Martin Gottfried
The first of The Elephant Man is merely stunning. The second act does not fulfill all the promises, but enough answers to complete the play are there. As any artistic play must, it functions on the theatrical, emotional, literary, and metaphoric levels.
Set in Victorian London and presented in detached, formal, but stylized episodes, The Elephant Man is in fact about an elephant man—a freak. It has the audacity to depend upon a central character whose appearance is on the one hand crucial to the story while, on the other, theatrically impractical. It would be ludicrous to try to create this character, a hideously deformed young man named John Merrick, with putty and padding. The author's ingenuity, however, leads us to "see" this mutation in ghastly detail….
John Merrick is kept at the hospital by Dr. Treves, who hopes that he can find a cure, and make him normal. The playwright knows as well as we that such massive bone deformities are not curable. But medicine was not so well informed in the 1880s, and this play never pretends to be naturalistic….
Of course, Pomerance is using him metaphorically. He is all of us, deformed by our own individuality, and individuality that represents art. Dr. Treves, on the other hand, represents rules—conformity, if you like. Here is science versus art, reason versus spiritualism. Treves is trying to "normalize" Merrick by making him like himself. At the same time Merrick is an immensely believable and moving character, not just a symbol, and, capitalizing on the open speech patterns of an isolated human, Pomerance has given him poetic voice. "I don't know why I look like this," Merrick comments. "My mother was knocked down by an elephant when she was pregnant…. I think my head is so big because it is so full of dreams."…

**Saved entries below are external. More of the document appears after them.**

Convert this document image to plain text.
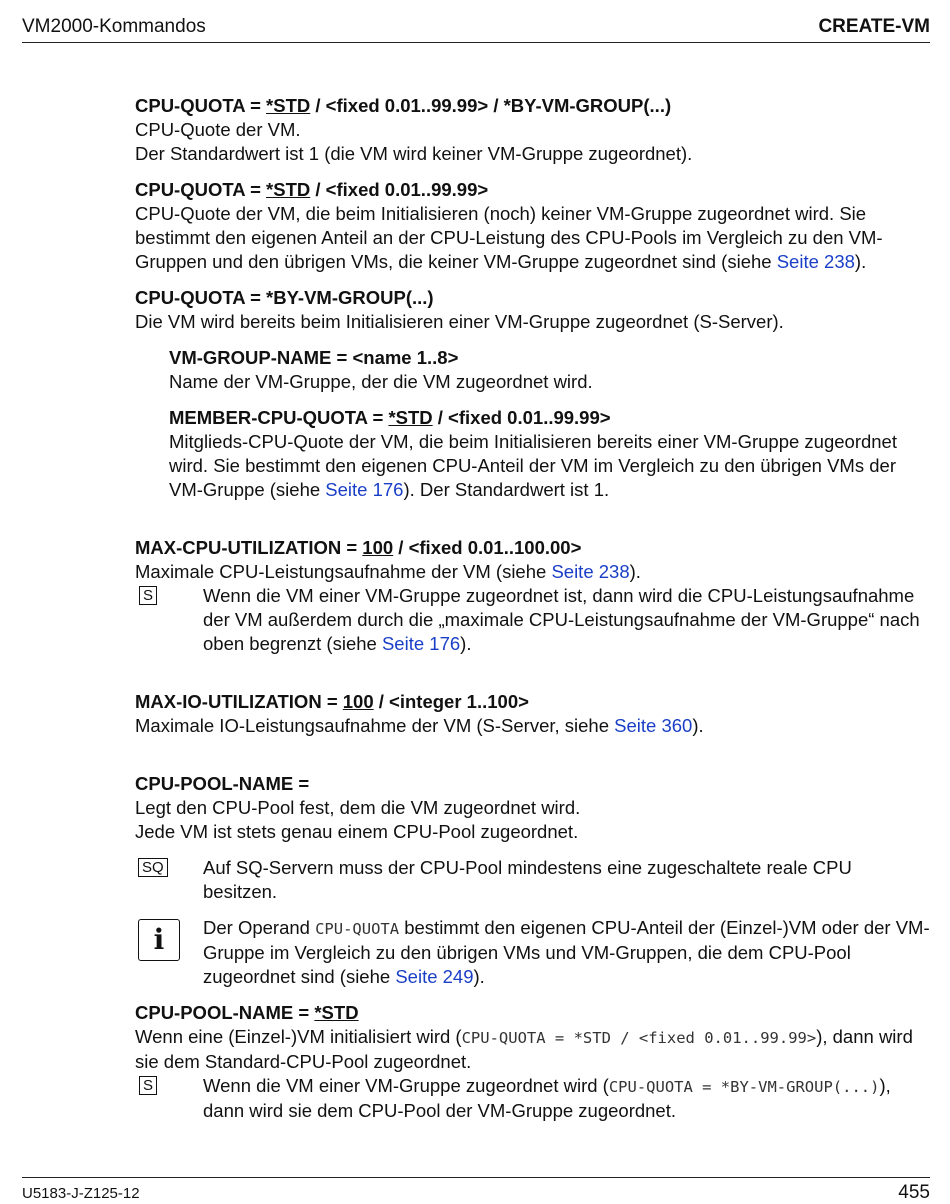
VM2000-Kommandos	CREATE-VM

CPU-QUOTA = *STD / <fixed 0.01..99.99> / *BY-VM-GROUP(...)

CPU-Quote der VM.

Der Standardwert ist 1 (die VM wird keiner VM-Gruppe zugeordnet).

CPU-QUOTA = *STD / <fixed 0.01..99.99>

CPU-Quote der VM, die beim Initialisieren (noch) keiner VM-Gruppe zugeordnet wird. Sie bestimmt den eigenen Anteil an der CPU-Leistung des CPU-Pools im Vergleich zu den VM-Gruppen und den übrigen VMs, die keiner VM-Gruppe zugeordnet sind (siehe Seite 238).

CPU-QUOTA = *BY-VM-GROUP(...)

Die VM wird bereits beim Initialisieren einer VM-Gruppe zugeordnet (S-Server).

VM-GROUP-NAME = <name 1..8>

Name der VM-Gruppe, der die VM zugeordnet wird.

MEMBER-CPU-QUOTA = *STD / <fixed 0.01..99.99>

Mitglieds-CPU-Quote der VM, die beim Initialisieren bereits einer VM-Gruppe zugeordnet wird. Sie bestimmt den eigenen CPU-Anteil der VM im Vergleich zu den übrigen VMs der VM-Gruppe (siehe Seite 176). Der Standardwert ist 1.

MAX-CPU-UTILIZATION = 100 / <fixed 0.01..100.00>

Maximale CPU-Leistungsaufnahme der VM (siehe Seite 238).

S	Wenn die VM einer VM-Gruppe zugeordnet ist, dann wird die CPU-Leistungsaufnahme der VM außerdem durch die „maximale CPU-Leistungsaufnahme der VM-Gruppe“ nach oben begrenzt (siehe Seite 176).

MAX-IO-UTILIZATION = 100 / <integer 1..100>

Maximale IO-Leistungsaufnahme der VM (S-Server, siehe Seite 360).

CPU-POOL-NAME =

Legt den CPU-Pool fest, dem die VM zugeordnet wird.

Jede VM ist stets genau einem CPU-Pool zugeordnet.

SQ Auf SQ-Servern muss der CPU-Pool mindestens eine zugeschaltete reale CPU besitzen.

i	Der Operand CPU-QUOTA bestimmt den eigenen CPU-Anteil der (Einzel-)VM oder der VM-Gruppe im Vergleich zu den übrigen VMs und VM-Gruppen, die dem CPU-Pool zugeordnet sind (siehe Seite 249).

CPU-POOL-NAME = *STD

Wenn eine (Einzel-)VM initialisiert wird (CPU-QUOTA = *STD / <fixed 0.01..99.99>), dann wird sie dem Standard-CPU-Pool zugeordnet.

S	Wenn die VM einer VM-Gruppe zugeordnet wird (CPU-QUOTA = *BY-VM-GROUP(...)), dann wird sie dem CPU-Pool der VM-Gruppe zugeordnet.

U5183-J-Z125-12	455
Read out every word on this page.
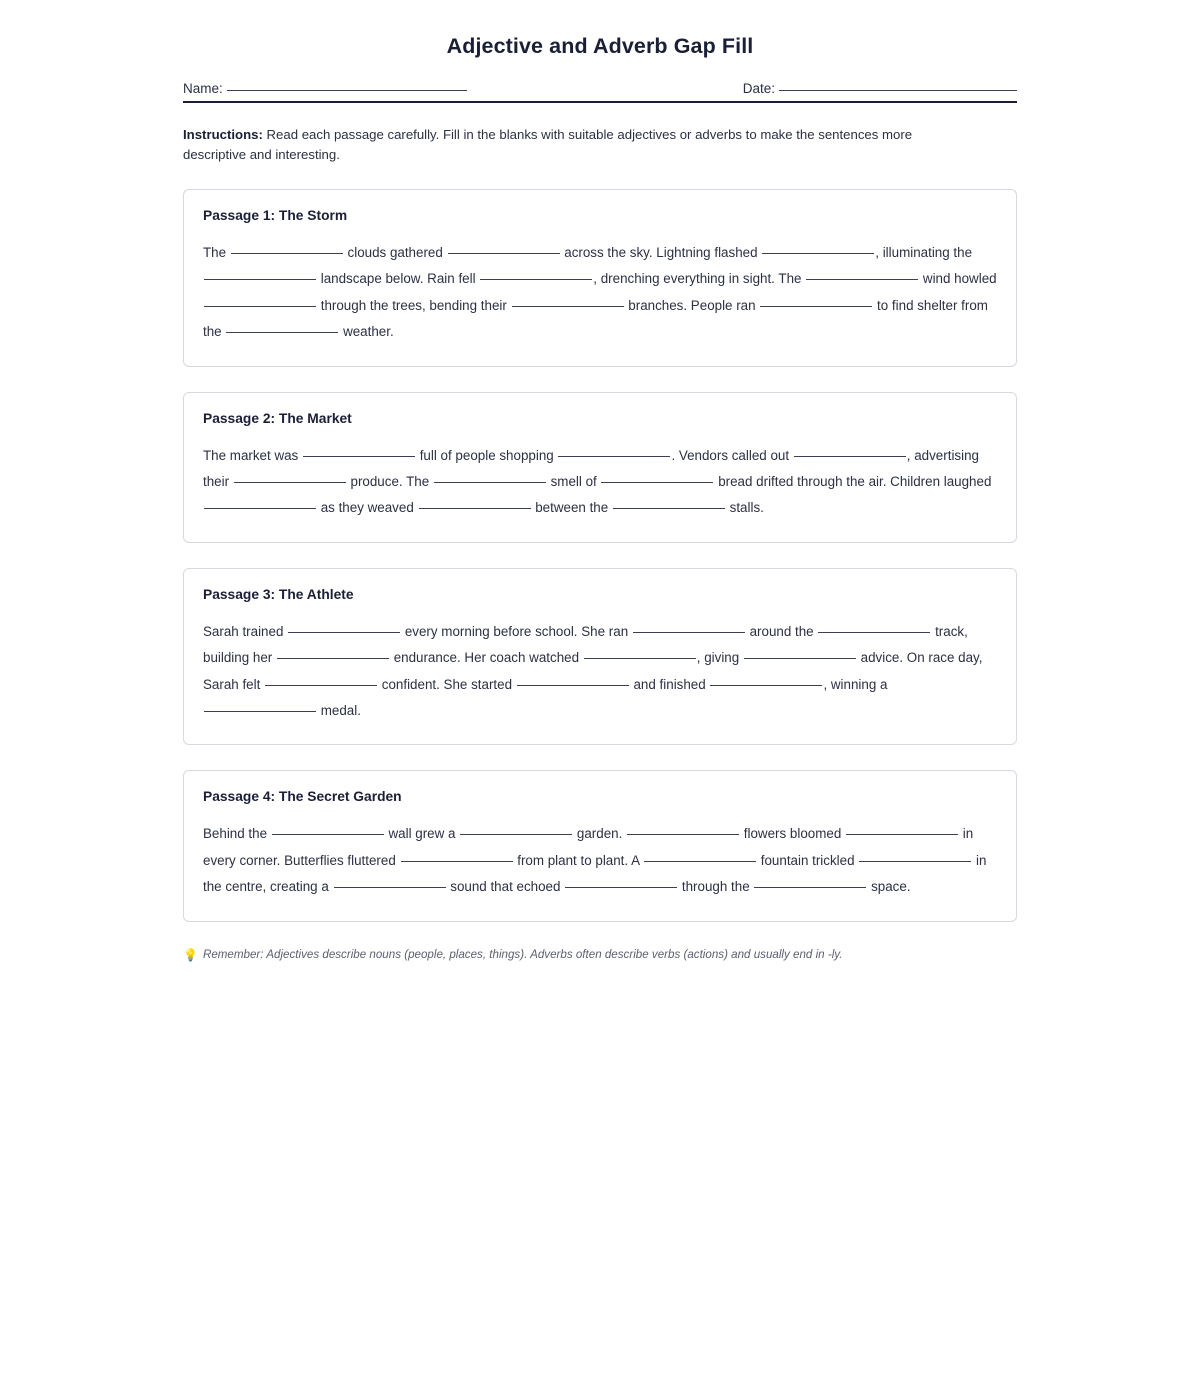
Adjective and Adverb Gap Fill
Name:	Date:

Instructions: Read each passage carefully. Fill in the blanks with suitable adjectives or adverbs to make the sentences more descriptive and interesting.

Passage 1: The Storm
The	clouds gathered	across the sky. Lightning flashed	, illuminating the  landscape below. Rain fell	, drenching everything in sight. The	wind howled  through the trees, bending their	branches. People ran	to find shelter from the	weather.
Passage 2: The Market
The market was	full of people shopping	. Vendors called out	, advertising their	produce. The	smell of	bread drifted through the air. Children laughed  as they weaved	between the	stalls.
Passage 3: The Athlete
Sarah trained	every morning before school. She ran	around the	track, building her	endurance. Her coach watched	, giving	advice. On race day, Sarah felt	confident. She started	and finished	, winning a  medal.
Passage 4: The Secret Garden
Behind the	wall grew a	garden.	flowers bloomed	in every corner. Butterflies fluttered	from plant to plant. A	fountain trickled	in the centre, creating a	sound that echoed	through the	space.
💡 Remember: Adjectives describe nouns (people, places, things). Adverbs often describe verbs (actions) and usually end in -ly.
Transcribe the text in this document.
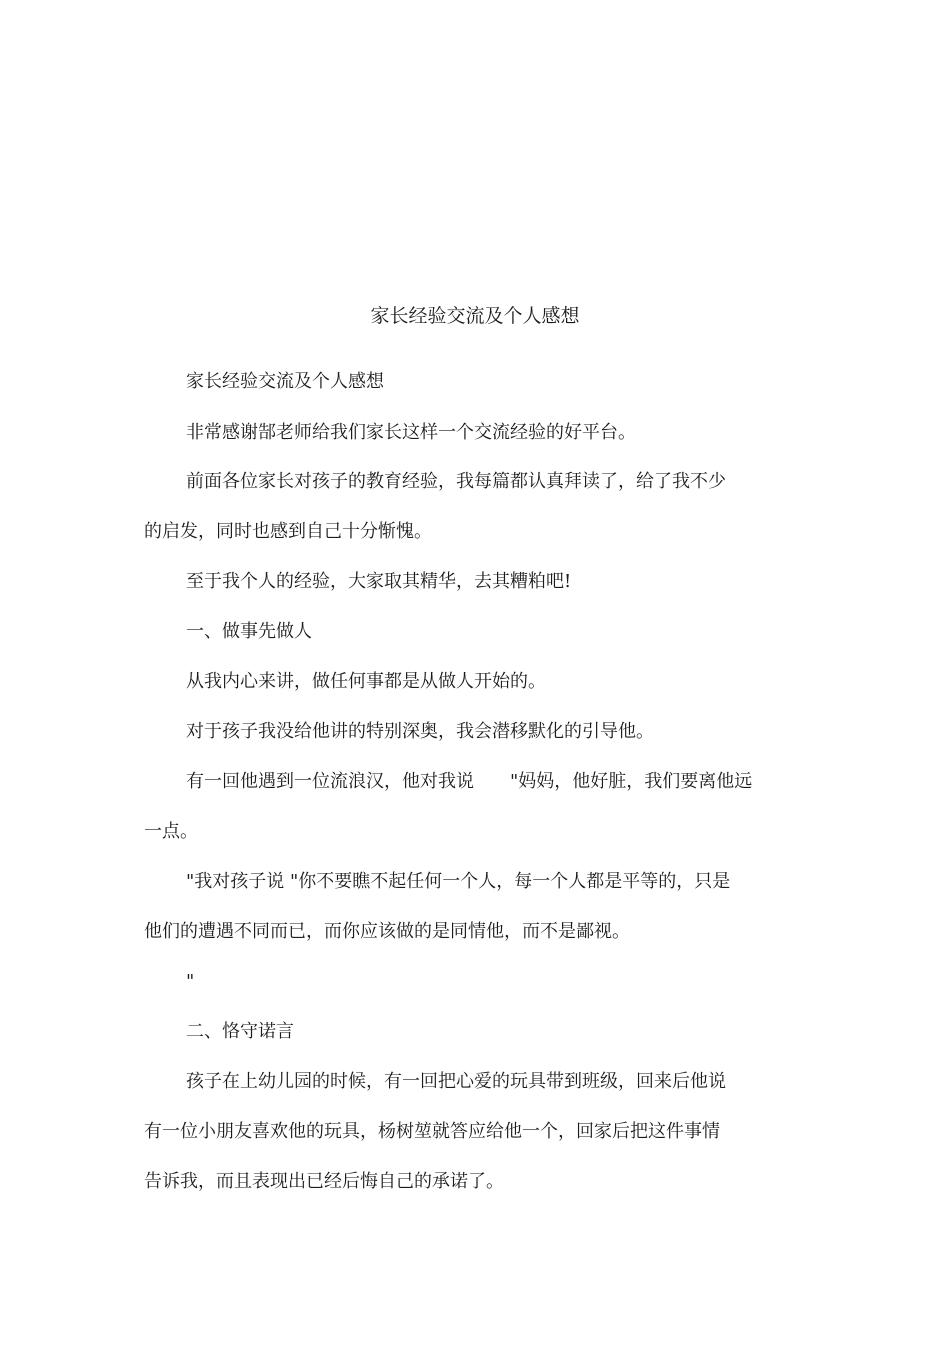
家长经验交流及个人感想
家长经验交流及个人感想
非常感谢郜老师给我们家长这样一个交流经验的好平台。
前面各位家长对孩子的教育经验，我每篇都认真拜读了，给了我不少
的启发，同时也感到自己十分惭愧。
至于我个人的经验，大家取其精华，去其糟粕吧!
一、做事先做人
从我内心来讲，做任何事都是从做人开始的。
对于孩子我没给他讲的特别深奥，我会潜移默化的引导他。
有一回他遇到一位流浪汉，他对我说　　"妈妈，他好脏，我们要离他远
一点。
"我对孩子说 "你不要瞧不起任何一个人，每一个人都是平等的，只是
他们的遭遇不同而已，而你应该做的是同情他，而不是鄙视。
"
二、恪守诺言
孩子在上幼儿园的时候，有一回把心爱的玩具带到班级，回来后他说
有一位小朋友喜欢他的玩具，杨树堃就答应给他一个，回家后把这件事情
告诉我，而且表现出已经后悔自己的承诺了。
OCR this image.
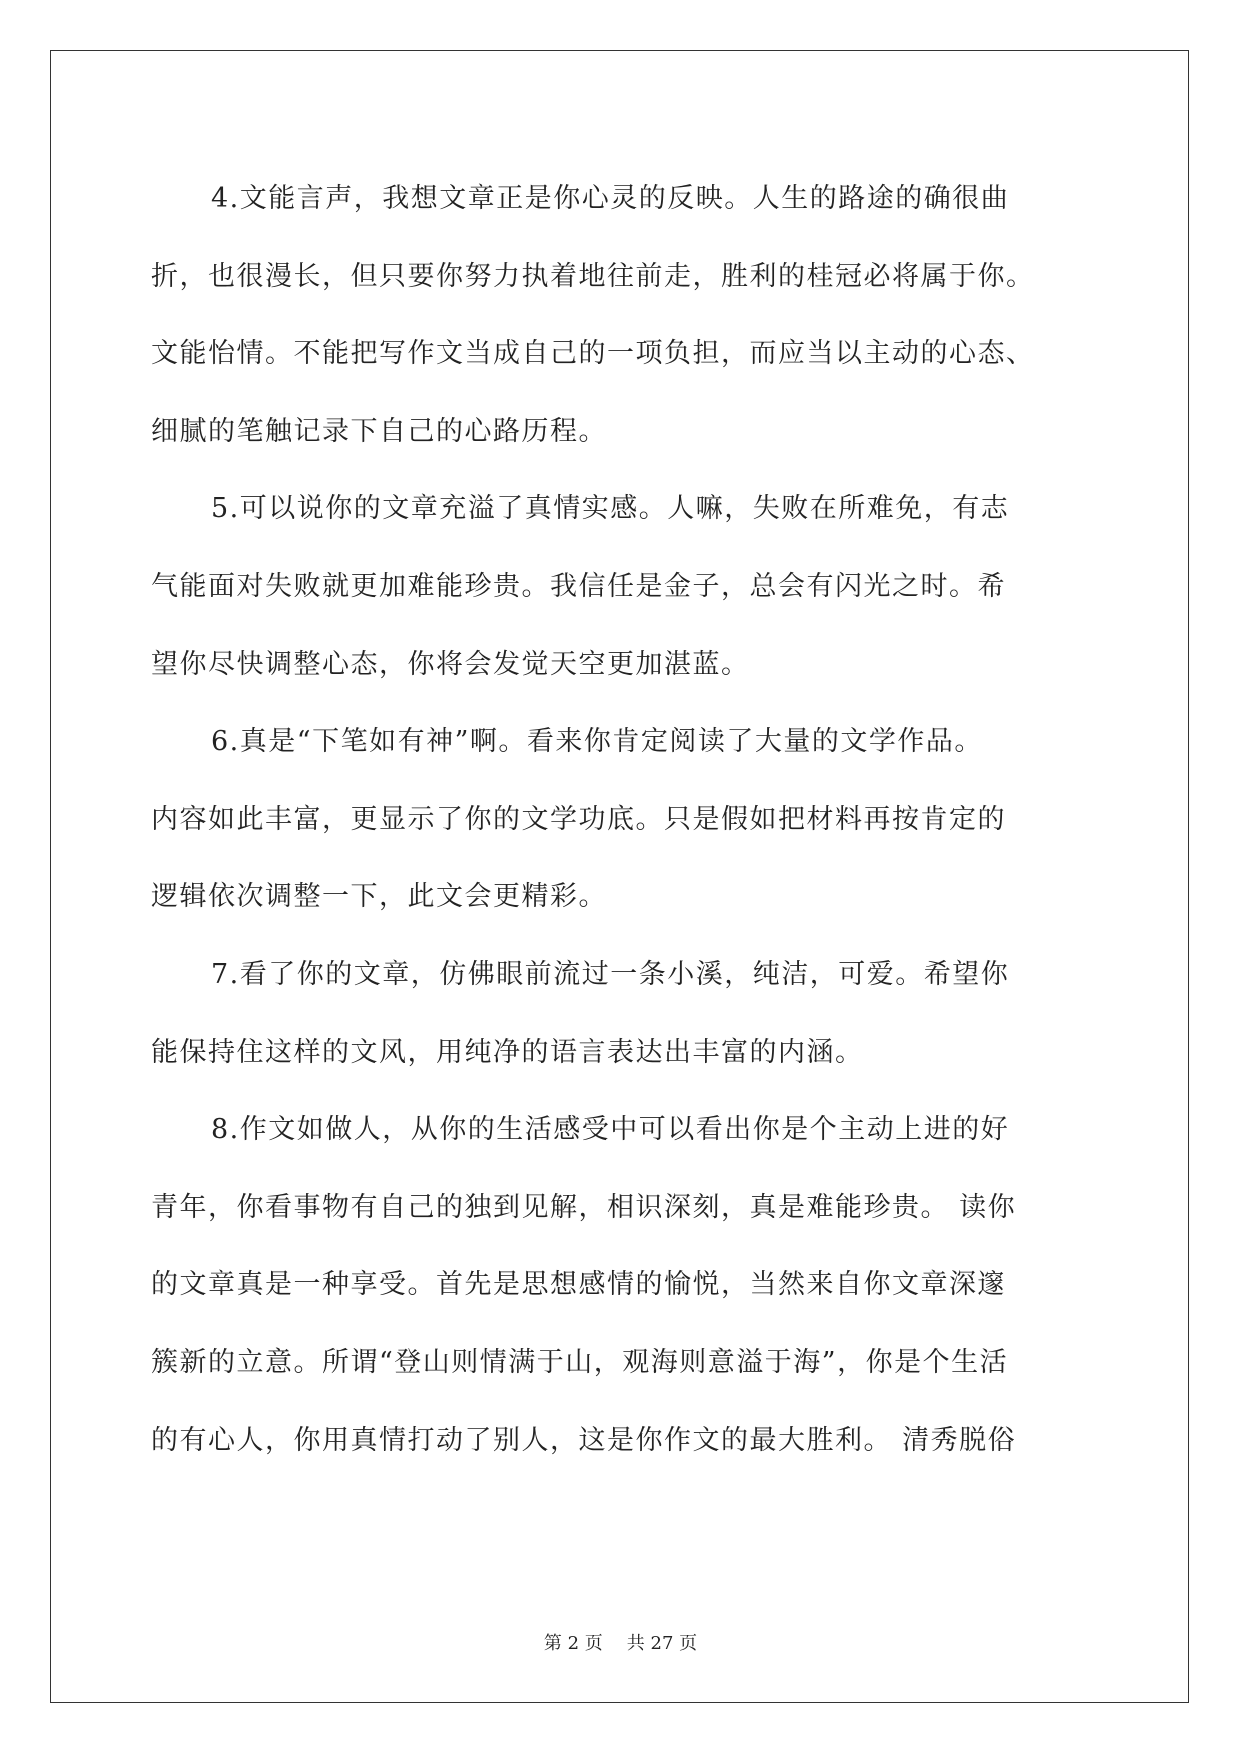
4.文能言声，我想文章正是你心灵的反映。人生的路途的确很曲
折，也很漫长，但只要你努力执着地往前走，胜利的桂冠必将属于你。
文能怡情。不能把写作文当成自己的一项负担，而应当以主动的心态、
细腻的笔触记录下自己的心路历程。
5.可以说你的文章充溢了真情实感。人嘛，失败在所难免，有志
气能面对失败就更加难能珍贵。我信任是金子，总会有闪光之时。希
望你尽快调整心态，你将会发觉天空更加湛蓝。
6.真是“下笔如有神”啊。看来你肯定阅读了大量的文学作品。
内容如此丰富，更显示了你的文学功底。只是假如把材料再按肯定的
逻辑依次调整一下，此文会更精彩。
7.看了你的文章，仿佛眼前流过一条小溪，纯洁，可爱。希望你
能保持住这样的文风，用纯净的语言表达出丰富的内涵。
8.作文如做人，从你的生活感受中可以看出你是个主动上进的好
青年，你看事物有自己的独到见解，相识深刻，真是难能珍贵。 读你
的文章真是一种享受。首先是思想感情的愉悦，当然来自你文章深邃
簇新的立意。所谓“登山则情满于山，观海则意溢于海”，你是个生活
的有心人，你用真情打动了别人，这是你作文的最大胜利。 清秀脱俗
第 2 页 共 27 页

Mrs. Kendal brings Merrick to the world. She takes him to the theater and to concerts. She brings her friends to meet him. With her as intermediary, they appreciate him. They see themselves in him. That, as Dr. Treves points out, is Merrick's peculiar quality. Still, though this elephant man begins to act like other people, his deformities do not diminish.
As the play progresses, its author's references grow diffuse. There are religious allusions, for instance. These are confusing, but they do not fatally mar the play, for what counts most is its overwhelming humanity; its tragedy and compassion; its soaring poetry; the theatrical beauty it makes of the contrast between innocence, deformity, and the stark Victorian staging.
Pomerance has not thought this play through clearly enough, but he can tackle the problem in his next play. The quivering power of The Elephant Man is much rarer, and more important to the theater. The play has the drama, poetry, humanity, and intensity that we go to the theater for. When Mrs. Kendal decides, as we know she will, to show her body to Merrick; when he sighs that it is the most beautiful thing he's ever seen; when Dr. Treves comes upon them and is horrified by the impropriety; when Mrs. Kendal explains that she and Merrick were merely in Paradise; when she is dismissed, and when Merrick commits suicide (by laying down his dream-filled head), we are much too moved—transported—to quarrel. (p. 60)
Martin Gottfried, in Saturday Review (© 1979 by Saturday Review Magazine Corp.; reprinted with permission), March 17, 1979.